My children are all adopted and will often say things to me like, “You’re a nice Mom” “I like that you are a good Mom” and “You’re the best Mom I’ve ever had.” Yes these are nice little compliments to my mothering capabilities, but they are also reminders. Little reminders that my kids know the difference between “good” and “bad” mothering because they’ve experienced both first hand. This is one of the reasons that makes Mother’s Day different for adoptive moms.

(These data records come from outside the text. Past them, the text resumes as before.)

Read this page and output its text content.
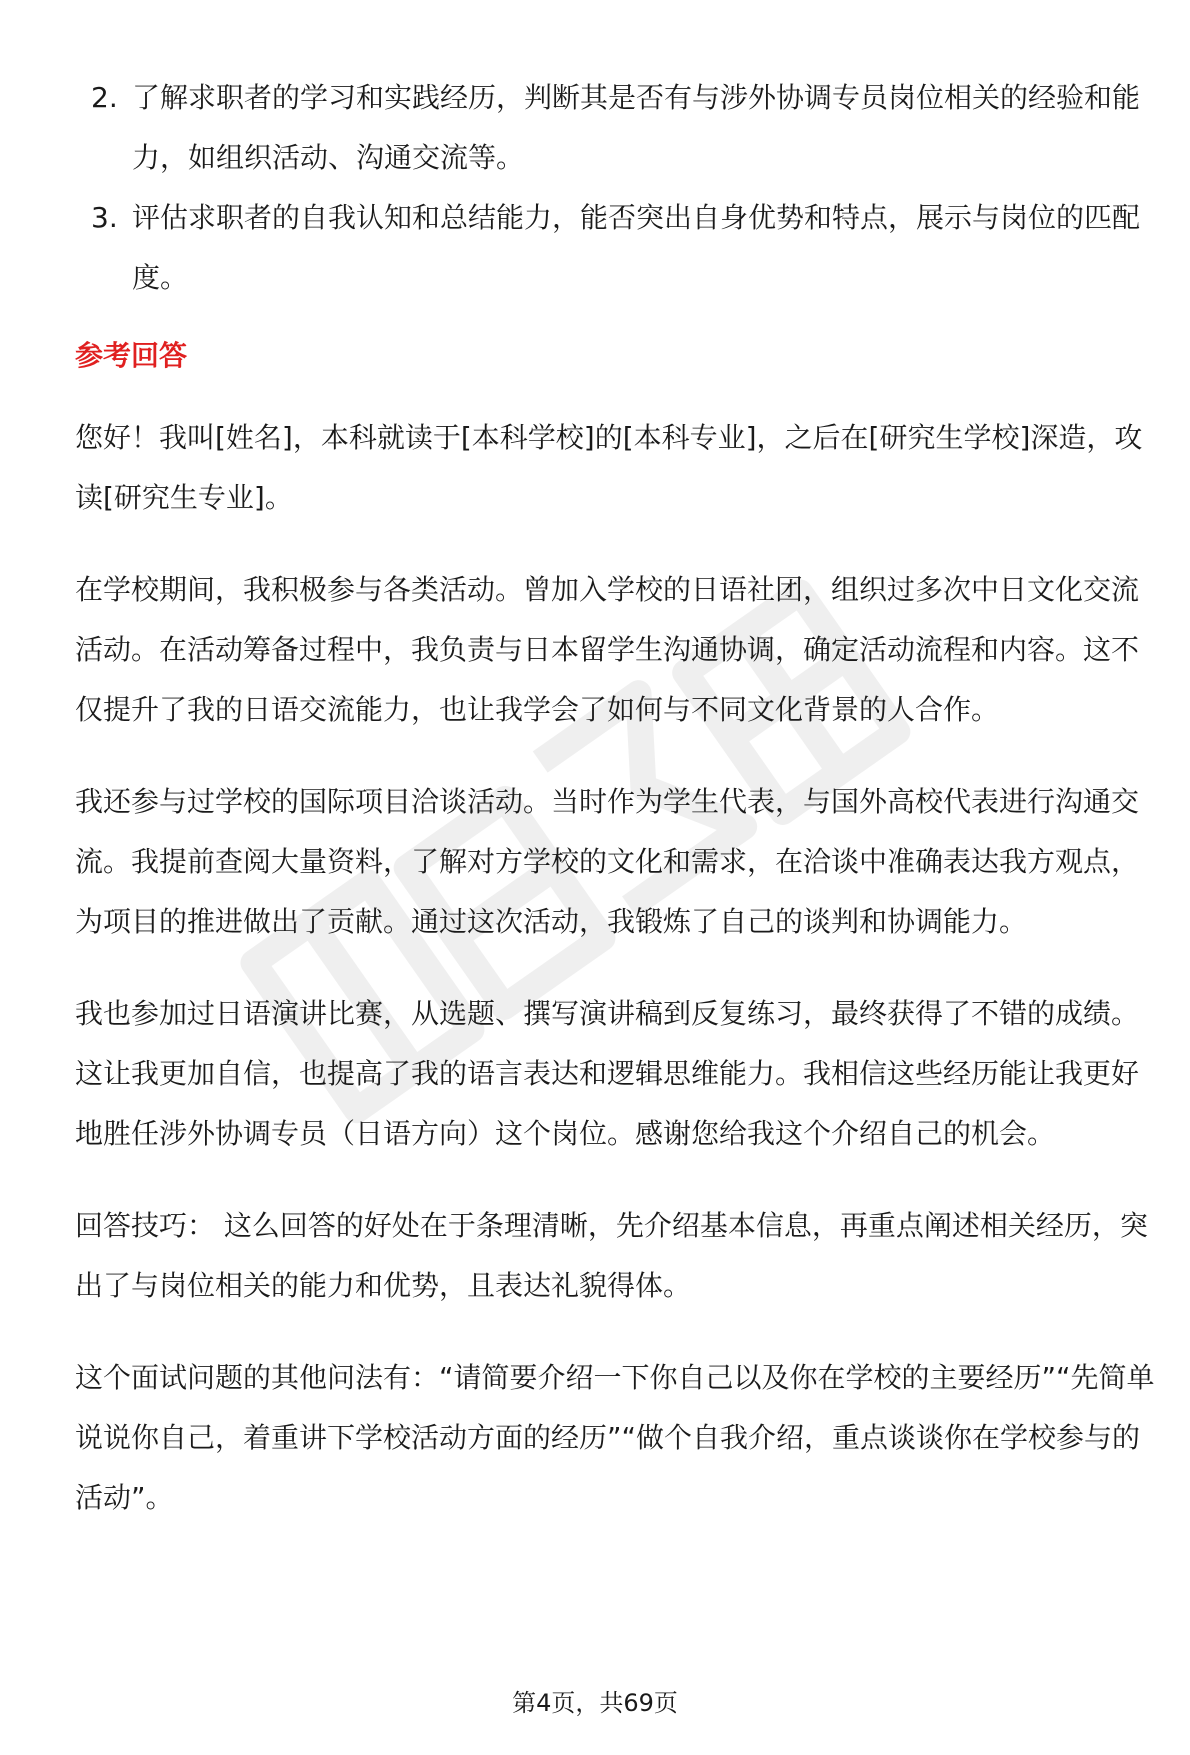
2. 了解求职者的学习和实践经历，判断其是否有与涉外协调专员岗位相关的经验和能力，如组织活动、沟通交流等。
3. 评估求职者的自我认知和总结能力，能否突出自身优势和特点，展示与岗位的匹配度。
参考回答

您好！我叫[姓名]，本科就读于[本科学校]的[本科专业]，之后在[研究生学校]深造，攻读[研究生专业]。

在学校期间，我积极参与各类活动。曾加入学校的日语社团，组织过多次中日文化交流活动。在活动筹备过程中，我负责与日本留学生沟通协调，确定活动流程和内容。这不仅提升了我的日语交流能力，也让我学会了如何与不同文化背景的人合作。

我还参与过学校的国际项目洽谈活动。当时作为学生代表，与国外高校代表进行沟通交流。我提前查阅大量资料，了解对方学校的文化和需求，在洽谈中准确表达我方观点，为项目的推进做出了贡献。通过这次活动，我锻炼了自己的谈判和协调能力。

我也参加过日语演讲比赛，从选题、撰写演讲稿到反复练习，最终获得了不错的成绩。这让我更加自信，也提高了我的语言表达和逻辑思维能力。我相信这些经历能让我更好地胜任涉外协调专员（日语方向）这个岗位。感谢您给我这个介绍自己的机会。

回答技巧： 这么回答的好处在于条理清晰，先介绍基本信息，再重点阐述相关经历，突出了与岗位相关的能力和优势，且表达礼貌得体。

这个面试问题的其他问法有：“请简要介绍一下你自己以及你在学校的主要经历”“先简单说说你自己，着重讲下学校活动方面的经历”“做个自我介绍，重点谈谈你在学校参与的活动”。

第4页，共69页
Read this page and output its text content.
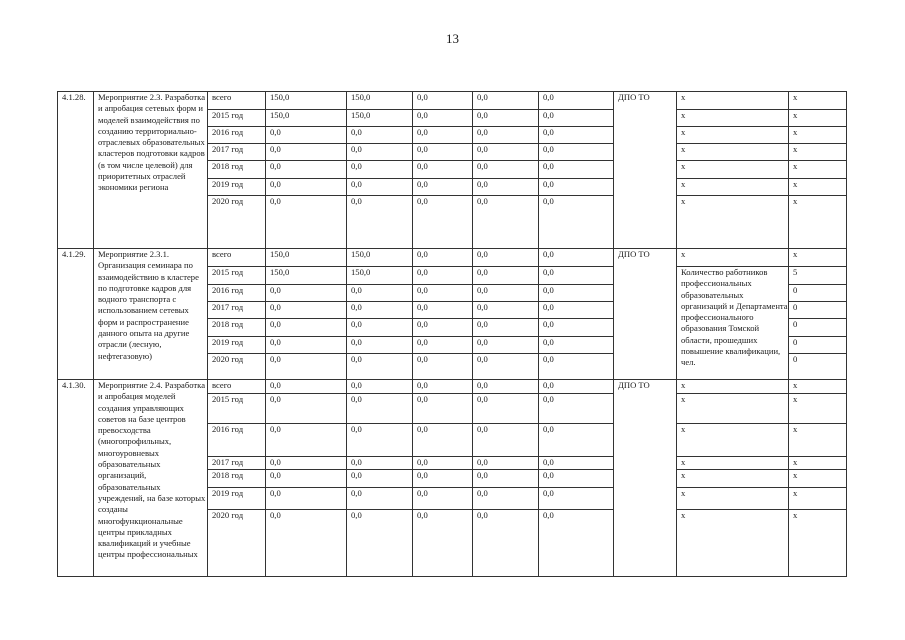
13
4.1.28.	Мероприятие 2.3. Разработка и апробация сетевых форм и моделей взаимодействия по созданию территориально-отраслевых образовательных кластеров подготовки кадров (в том числе целевой) для приоритетных отраслей экономики региона	всего	150,0	150,0	0,0	0,0	0,0	ДПО ТО	х	х
		2015 год	150,0	150,0	0,0	0,0	0,0		х	х
		2016 год	0,0	0,0	0,0	0,0	0,0		х	х
		2017 год	0,0	0,0	0,0	0,0	0,0		х	х
		2018 год	0,0	0,0	0,0	0,0	0,0		х	х
		2019 год	0,0	0,0	0,0	0,0	0,0		х	х
		2020 год	0,0	0,0	0,0	0,0	0,0		х	х
4.1.29.	Мероприятие 2.3.1. Организация семинара по взаимодействию в кластере по подготовке кадров для водного транспорта с использованием сетевых форм и распространение данного опыта на другие отрасли (лесную, нефтегазовую)	всего	150,0	150,0	0,0	0,0	0,0	ДПО ТО	х	х
		2015 год	150,0	150,0	0,0	0,0	0,0		Количество работников профессиональных образовательных организаций и Департамента профессионального образования Томской области, прошедших повышение квалификации, чел.	5
		2016 год	0,0	0,0	0,0	0,0	0,0			0
		2017 год	0,0	0,0	0,0	0,0	0,0			0
		2018 год	0,0	0,0	0,0	0,0	0,0			0
		2019 год	0,0	0,0	0,0	0,0	0,0			0
		2020 год	0,0	0,0	0,0	0,0	0,0			0
4.1.30.	Мероприятие 2.4. Разработка и апробация моделей создания управляющих советов на базе центров превосходства (многопрофильных, многоуровневых образовательных организаций, образовательных учреждений, на базе которых созданы многофункциональные центры прикладных квалификаций и учебные центры профессиональных	всего	0,0	0,0	0,0	0,0	0,0	ДПО ТО	х	х
		2015 год	0,0	0,0	0,0	0,0	0,0		х	х
		2016 год	0,0	0,0	0,0	0,0	0,0		х	х
		2017 год	0,0	0,0	0,0	0,0	0,0		х	х
		2018 год	0,0	0,0	0,0	0,0	0,0		х	х
		2019 год	0,0	0,0	0,0	0,0	0,0		х	х
		2020 год	0,0	0,0	0,0	0,0	0,0		х	х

Mother’s Day at my house usually involves a roller coaster of emotions from my children. I literally NEVER know what to expect. I will get handmade cards and boxes of half eaten chocolates, but I also get tears and sadness brought on by thoughts of birth mom and anger brought on by attention being given to me. A lot of adoptive parents ask how to handle Mother’s Day with their kids. My thoughts are this. Your birth mom is the person who gave birth to you. Your mother is the woman who raises you. Take a moment to reflect with your child about their birth mom. Allow them to share their feelings and have positive things to say in response. Then remind your child that this day is meant to celebrate all of the hard work YOU put in to raising them.
Note to Adoptive Moms - Mother’s Day can be like a “self destruct button” to your child. Recognize this emotional trigger so you aren’t frustrated.
For me Mother’s Day is about celebrating my sacrifice as a mother. I’ve learned to lower my expectations about celebrations and being treated like a Queen for the day. Instead, I use this day as a yearly reminder of the conscious choice I made to be a mother, of the challenges and rewards it brings to my life and how I wouldn’t change a single one of my children.